The big controversy over GMOs is a fascinating distraction from more pressing food issues. And I’m not talking about the momentous decision last night at Locanda Verde to order the Sunday night ragu over the lamb Bolognese though I’m glad I did.
Look, under proposition 37 in California corporations wold be required to state if the products they are selling are genetically modified (GMO).
Folks, the thing is? Nearly everything we eat that has any form of processing is GMO.
In the USA:
Soy: 93% GMO.
Corn: 86% GMO.
Canola: 93% GMO.
When you factor in the products that have soy, corn, and canola in them? Not much is left.
So who cares?
Look: “It would be a setback to the ecologically based farming movement if Californians approved this labeling initiative,” says Pamela Ronald, a University of California-Davis plant geneticist who is a leader in the emerging “green genes” movement – environmentalists who see genetics as a key tool to dramatically enhance sustainable agriculture.

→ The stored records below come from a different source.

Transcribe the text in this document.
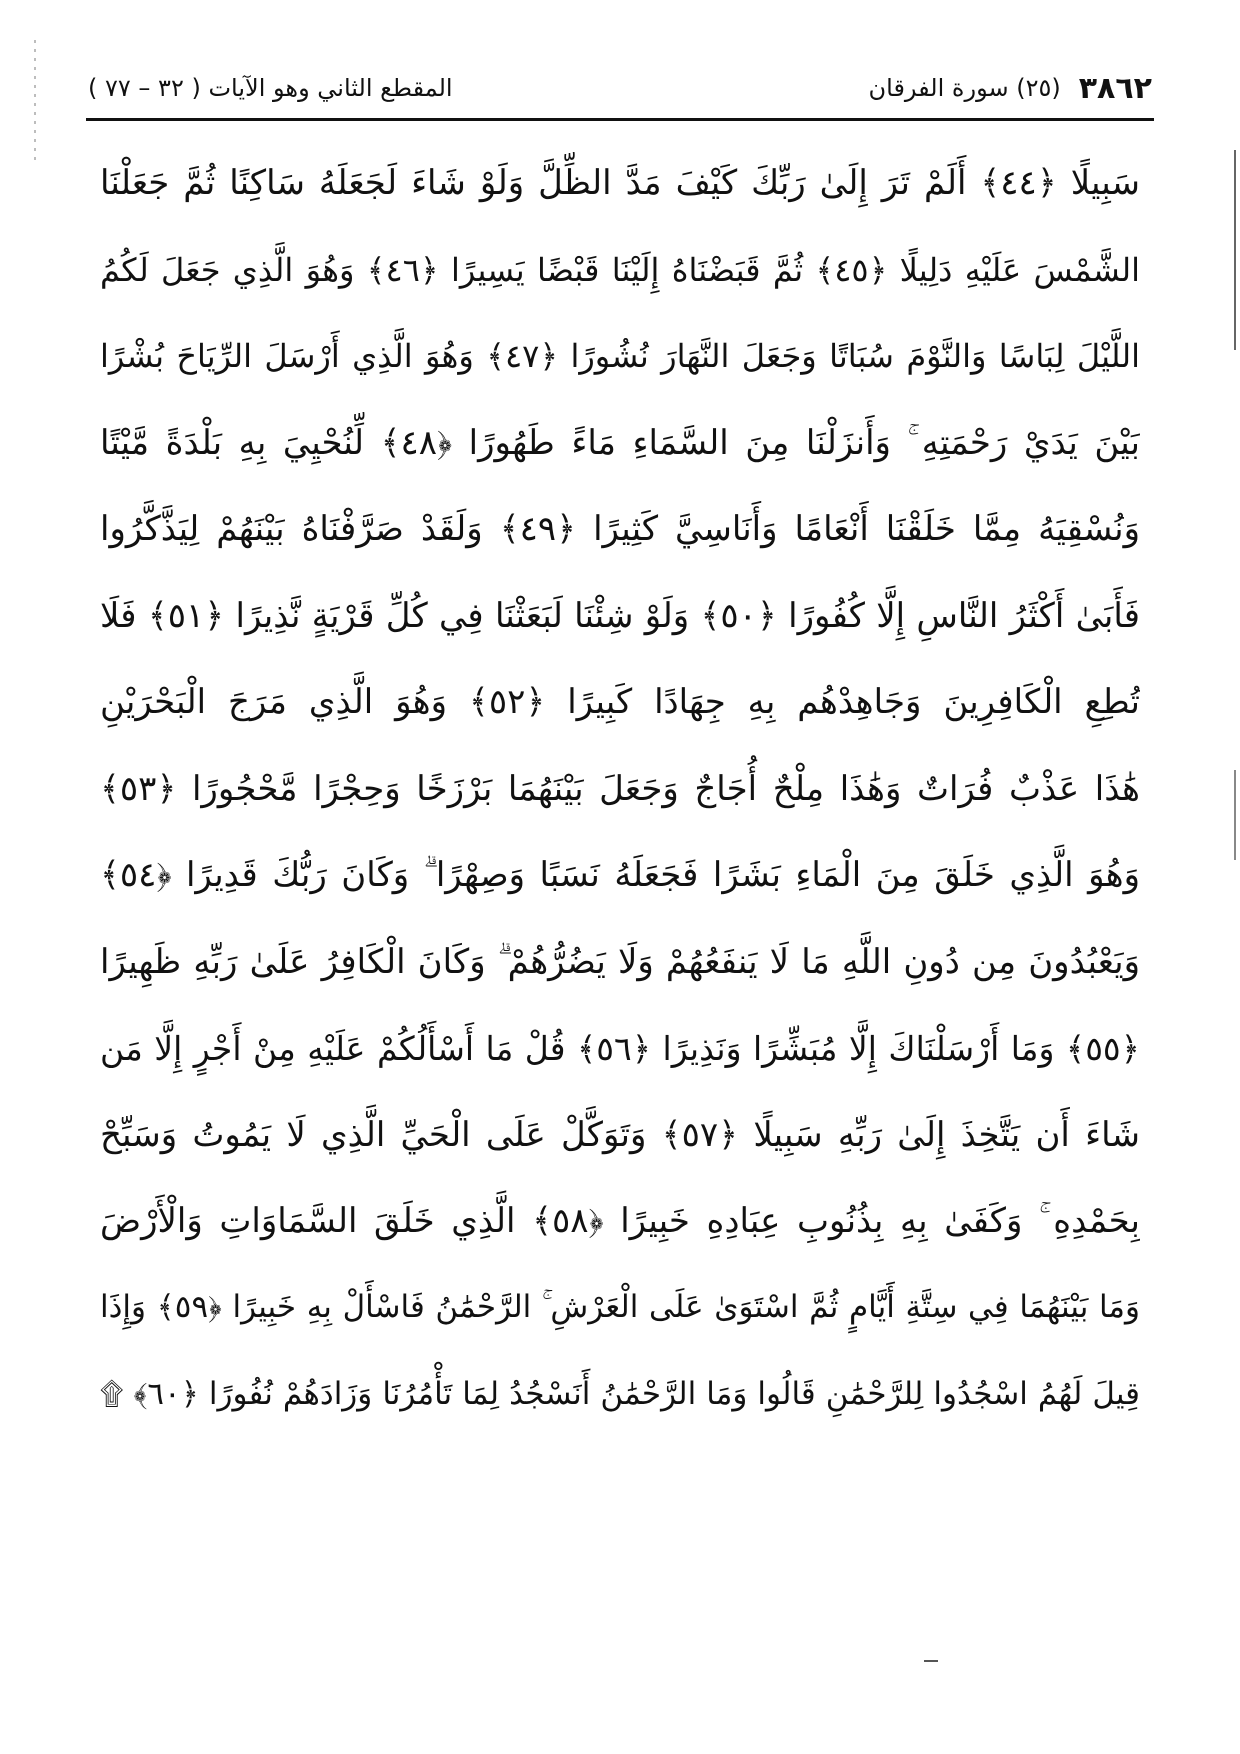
٣٨٦٢
(٢٥) سورة الفرقان
المقطع الثاني وهو الآيات ( ٣٢ – ٧٧ )
سَبِيلًا ﴿٤٤﴾ أَلَمْ تَرَ إِلَىٰ رَبِّكَ كَيْفَ مَدَّ الظِّلَّ وَلَوْ شَاءَ لَجَعَلَهُ سَاكِنًا ثُمَّ جَعَلْنَا
الشَّمْسَ عَلَيْهِ دَلِيلًا ﴿٤٥﴾ ثُمَّ قَبَضْنَاهُ إِلَيْنَا قَبْضًا يَسِيرًا ﴿٤٦﴾ وَهُوَ الَّذِي جَعَلَ لَكُمُ
اللَّيْلَ لِبَاسًا وَالنَّوْمَ سُبَاتًا وَجَعَلَ النَّهَارَ نُشُورًا ﴿٤٧﴾ وَهُوَ الَّذِي أَرْسَلَ الرِّيَاحَ بُشْرًا
بَيْنَ يَدَيْ رَحْمَتِهِ ۚ وَأَنزَلْنَا مِنَ السَّمَاءِ مَاءً طَهُورًا ﴿٤٨﴾ لِّنُحْيِيَ بِهِ بَلْدَةً مَّيْتًا
وَنُسْقِيَهُ مِمَّا خَلَقْنَا أَنْعَامًا وَأَنَاسِيَّ كَثِيرًا ﴿٤٩﴾ وَلَقَدْ صَرَّفْنَاهُ بَيْنَهُمْ لِيَذَّكَّرُوا
فَأَبَىٰ أَكْثَرُ النَّاسِ إِلَّا كُفُورًا ﴿٥٠﴾ وَلَوْ شِئْنَا لَبَعَثْنَا فِي كُلِّ قَرْيَةٍ نَّذِيرًا ﴿٥١﴾ فَلَا
تُطِعِ الْكَافِرِينَ وَجَاهِدْهُم بِهِ جِهَادًا كَبِيرًا ﴿٥٢﴾ وَهُوَ الَّذِي مَرَجَ الْبَحْرَيْنِ
هَٰذَا عَذْبٌ فُرَاتٌ وَهَٰذَا مِلْحٌ أُجَاجٌ وَجَعَلَ بَيْنَهُمَا بَرْزَخًا وَحِجْرًا مَّحْجُورًا ﴿٥٣﴾
وَهُوَ الَّذِي خَلَقَ مِنَ الْمَاءِ بَشَرًا فَجَعَلَهُ نَسَبًا وَصِهْرًا ۗ وَكَانَ رَبُّكَ قَدِيرًا ﴿٥٤﴾
وَيَعْبُدُونَ مِن دُونِ اللَّهِ مَا لَا يَنفَعُهُمْ وَلَا يَضُرُّهُمْ ۗ وَكَانَ الْكَافِرُ عَلَىٰ رَبِّهِ ظَهِيرًا
﴿٥٥﴾ وَمَا أَرْسَلْنَاكَ إِلَّا مُبَشِّرًا وَنَذِيرًا ﴿٥٦﴾ قُلْ مَا أَسْأَلُكُمْ عَلَيْهِ مِنْ أَجْرٍ إِلَّا مَن
شَاءَ أَن يَتَّخِذَ إِلَىٰ رَبِّهِ سَبِيلًا ﴿٥٧﴾ وَتَوَكَّلْ عَلَى الْحَيِّ الَّذِي لَا يَمُوتُ وَسَبِّحْ
بِحَمْدِهِ ۚ وَكَفَىٰ بِهِ بِذُنُوبِ عِبَادِهِ خَبِيرًا ﴿٥٨﴾ الَّذِي خَلَقَ السَّمَاوَاتِ وَالْأَرْضَ
وَمَا بَيْنَهُمَا فِي سِتَّةِ أَيَّامٍ ثُمَّ اسْتَوَىٰ عَلَى الْعَرْشِ ۚ الرَّحْمَٰنُ فَاسْأَلْ بِهِ خَبِيرًا ﴿٥٩﴾ وَإِذَا
قِيلَ لَهُمُ اسْجُدُوا لِلرَّحْمَٰنِ قَالُوا وَمَا الرَّحْمَٰنُ أَنَسْجُدُ لِمَا تَأْمُرُنَا وَزَادَهُمْ نُفُورًا ﴿٦٠﴾ ۩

Look: “There have been more than 300 independent medical studies on the safety of genetically modified foods. The World Health Organization, the US National Academy of Sciences and most recently the American Medical Association House of Delegates have evaluated the evidence. They have all concluded that there is no evidence that the genetic modification process presents any unique safety issues and recognized the potential benefits of the technology.”
The distraction here is from the economics of farming in developing nations where limited education makes the agricultural sector extremely vulnerable to the profit driven business plans of state economies or private capital.
So, go ahead: Shudder when you fry your GMO tempeh or eat your GMO popcorn at the movies or weep as you put your GMO ketchup on your burger.
The real issue is the intersection lies elsewhere.